Os personagens são inspirados nos clássicos heróis do jogos de RPG – Role Playing Game, ou Jogo de Personificação. E a polêmica do suposto episódio final, jamais produzido, que mostraria que os jovens estão mortos, já causou muita discussão na internet – e entre alguns cristãos, que acham que o desenho é do mal porque tem magos, demônios, dragões, criaturas das trevas… Mais uma discussão que ninguém sabe onde vai dar.

Quem se recorda do Mestre dos Magos também vai lembrar da forma como ele tentava – supostamente – ajudar os jovens. Nunca era claro e jamais trazia uma resposta direta para as dúvidas e problemas. Se o grupo estava perdido, por exemplo, o Mestre dos Magos até sabia a resposta, mas lançava uma charada e desaparecia no ar. Cabia aos meninos e meninas encontrar a solução, interpretar o que foi dito.

O cara nunca facilitava a vida do pessoal. Depois que todo mundo passava por um apuro enorme, lutando contra um exército de monstros, à beira de um precipício, numa tempestade de areia… ele aparecia para dizer algo como: “fizeram muito bem, foi tudo exatamente como eu disse”.

Dava vontade de pegar o Mestre dos Magos pelo colarinho e dizer: “Escuta aqui, se você não vai ajudar, então não aparece mais!”. O marrento do Eric quase fez isso em um episódio, cansado de tanto mistério e falta de objetividade.

Se o Mestre dos Magos queria que os caras aprendessem alguma coisa, então falasse logo! Por que será que deixava o grupo passar por tantos problemas?
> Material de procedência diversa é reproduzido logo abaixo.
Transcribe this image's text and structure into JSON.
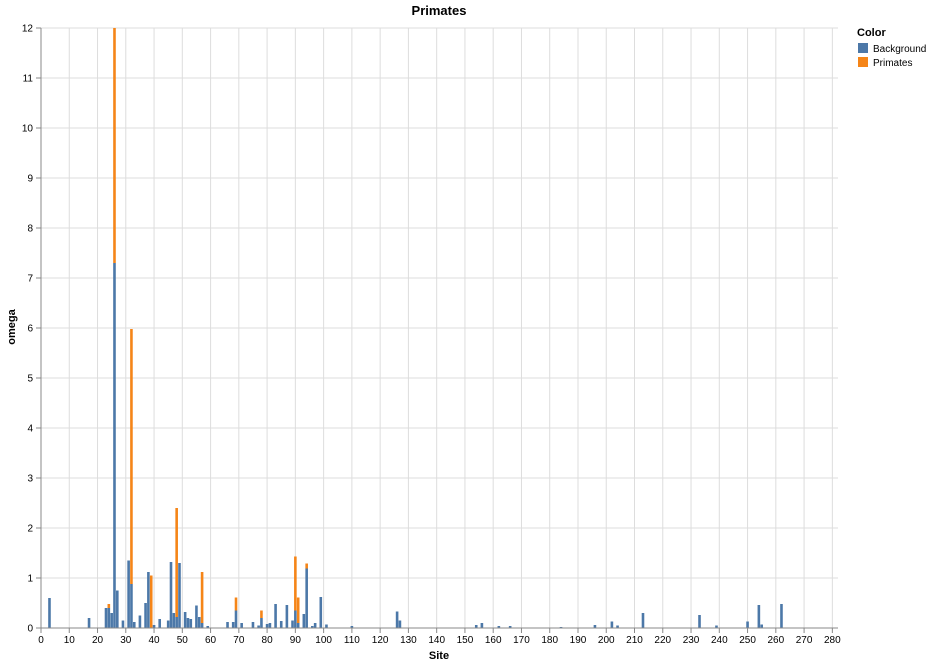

Mas ele não é único “Mestre” que falou por meio de frases misteriosas. Houve um, de carne e osso, e cheio de poder, que preferia o caminho do aprendizado pelo esforço do seus discípulos, sem apresentar respostas prontas.

Este Mestre, que sujou seus pés na poeira da Galileia, fez coisas assombrosamente maravilhosas. O Mestre Jesus, cheio de poder dos altos céus, também sabia desaparecer diante dos olhos da multidão. E, realmente, não perdia uma oportunidade de falar por meio de histórias – as parábolas. Muitas, misteriosas até hoje. E, quando necessário, ajudou os seus discípulos a compreendê-las. Abriu os olhos daqueles que queriam apenas as respostas prontas, fáceis.

Jesus cumpriu a missão de resgatar não seis vidas, mas um mundo inteiro. Fez o seu papel de Mestre e não deixou os seus seguidores na linha de frente, armados, sozinhos, lutando contra o mal. Foi Ele quem se entregou para resgatar toda a humanidade. Sofreu no lugar daqueles que amou, não ficou sentado observando os esforços inúteis do seus aprendizes. Com sua morte, venceu não apenas um “Vingador”, e sim todas as trevas do mundo – venceu a serpente, venceu o dragão, venceu toda sorte de espíritos do mal.

E, ao contrário do Mestre dos Magos, o Mestre Jesus conseguiu, sim, trazer as vidas perdidas de volta para o reino de luz. Pelo menos aquelas que desejaram – e desejam – caminhar ao Seu lado. A estes, Ele pode mostrar o caminho de encontro aos braços amorosos de Deus. Uma história com final feliz.